Having processed our corpus we move to break out words into desired chunks. For example, tokenizing into unigrams, bigrams and trigram will cluster the data into sets of one word, two words and three words, respectively.

library(RWeka)

tokenizer.u <- function(x) NGramTokenizer(x, Weka_control(min = 1, max = 1))
tokenizer.b <- function(x) NGramTokenizer(x, Weka_control(min = 2, max = 2))
tokenizer.t <- function(x) NGramTokenizer(x, Weka_control(min = 3, max = 3))

options(mc.cores=1) 

dtm.u<-DocumentTermMatrix(docs, control = list(tokenize = tokenizer.u))
dtm.b<-DocumentTermMatrix(docs, control = list(tokenize = tokenizer.b))
dtm.t<-DocumentTermMatrix(docs, control = list(tokenize = tokenizer.t))

After tokenizing, we compute and plot the frequencies of unigrams, bigrams and trigrams.

freq.u<-sort(colSums(as.matrix(dtm.u)),decreasing = T)
freq.b<-sort(colSums(as.matrix(dtm.b)),decreasing = T)
freq.t<-sort(colSums(as.matrix(dtm.t)),decreasing = T)

wf.u<-data.frame(words=names(freq.u),freq=freq.u)
wf.b<-data.frame(words=names(freq.b),freq=freq.b)
wf.t<-data.frame(words=names(freq.t),freq=freq.t)
wf.u<-data.frame(words=names(freq.u),freq=freq.u)
wf.b<-data.frame(words=names(freq.b),freq=freq.b)
wf.t<-data.frame(words=names(freq.t),freq=freq.t)

Modeling

Theoretically we can think of the probability of a next word in the context of its probability respective to all the words in the sentence leading up to that next word.

\[P(word_i|word_1 word_2...word_{i-1})\]

However, this approach can be is too computationally expensive.

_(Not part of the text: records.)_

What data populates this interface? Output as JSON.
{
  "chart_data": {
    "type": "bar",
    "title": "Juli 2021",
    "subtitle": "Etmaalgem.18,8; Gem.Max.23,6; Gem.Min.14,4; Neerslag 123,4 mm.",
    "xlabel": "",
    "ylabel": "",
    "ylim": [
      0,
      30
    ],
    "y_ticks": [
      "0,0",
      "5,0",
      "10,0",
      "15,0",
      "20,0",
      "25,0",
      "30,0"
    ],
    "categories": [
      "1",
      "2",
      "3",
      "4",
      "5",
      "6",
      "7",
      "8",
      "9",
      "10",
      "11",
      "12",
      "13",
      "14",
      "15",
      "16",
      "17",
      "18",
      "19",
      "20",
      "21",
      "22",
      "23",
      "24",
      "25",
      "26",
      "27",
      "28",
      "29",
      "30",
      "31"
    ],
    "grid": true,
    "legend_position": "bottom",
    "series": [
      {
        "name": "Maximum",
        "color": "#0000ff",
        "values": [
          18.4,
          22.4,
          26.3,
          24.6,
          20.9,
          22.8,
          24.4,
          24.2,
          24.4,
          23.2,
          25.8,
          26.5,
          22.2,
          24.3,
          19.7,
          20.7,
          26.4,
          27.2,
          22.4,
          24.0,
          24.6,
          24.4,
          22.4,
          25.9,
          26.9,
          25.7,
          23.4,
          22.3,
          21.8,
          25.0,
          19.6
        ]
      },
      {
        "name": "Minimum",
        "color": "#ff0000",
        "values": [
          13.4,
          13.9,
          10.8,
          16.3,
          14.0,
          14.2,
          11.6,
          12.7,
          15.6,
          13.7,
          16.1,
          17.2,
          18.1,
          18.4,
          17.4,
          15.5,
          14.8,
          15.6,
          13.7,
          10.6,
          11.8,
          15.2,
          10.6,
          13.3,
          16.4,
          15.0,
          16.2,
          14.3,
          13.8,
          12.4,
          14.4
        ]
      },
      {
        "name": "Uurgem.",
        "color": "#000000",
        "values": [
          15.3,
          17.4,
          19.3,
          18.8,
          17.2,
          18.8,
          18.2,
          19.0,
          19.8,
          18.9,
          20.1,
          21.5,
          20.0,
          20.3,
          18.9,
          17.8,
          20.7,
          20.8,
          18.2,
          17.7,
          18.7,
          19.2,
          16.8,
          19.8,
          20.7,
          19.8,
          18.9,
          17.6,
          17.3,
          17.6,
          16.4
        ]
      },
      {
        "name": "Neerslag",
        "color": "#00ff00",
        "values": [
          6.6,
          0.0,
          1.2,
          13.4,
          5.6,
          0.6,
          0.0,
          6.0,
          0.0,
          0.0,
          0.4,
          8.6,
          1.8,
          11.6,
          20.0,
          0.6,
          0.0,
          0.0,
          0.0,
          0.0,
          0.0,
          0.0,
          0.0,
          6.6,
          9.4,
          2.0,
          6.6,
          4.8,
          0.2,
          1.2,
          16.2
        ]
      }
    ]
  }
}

A suitable solution is to implement a Markov assumption in which the probability is placed in the context of the last k number of words. For example, for a trigram model we can assume the below.

\[P(word_i|word_1 word_2...word_{i-1})\approx P(word_i|word_{i-2} word_{i-1})\]

In computing the relative n-gram model probabilities, we can utilize the Maximum Likelihood Estimation (MLE). In the case of a trigram model, we would compute as follows:

\[P(word_3|word_1 word_2)=\frac{Count(word_1,word_2,word_3)}{Count(word_1,word_2)}\]

Thereafter, we’ll have to contend with rare/unseen words and spell correction.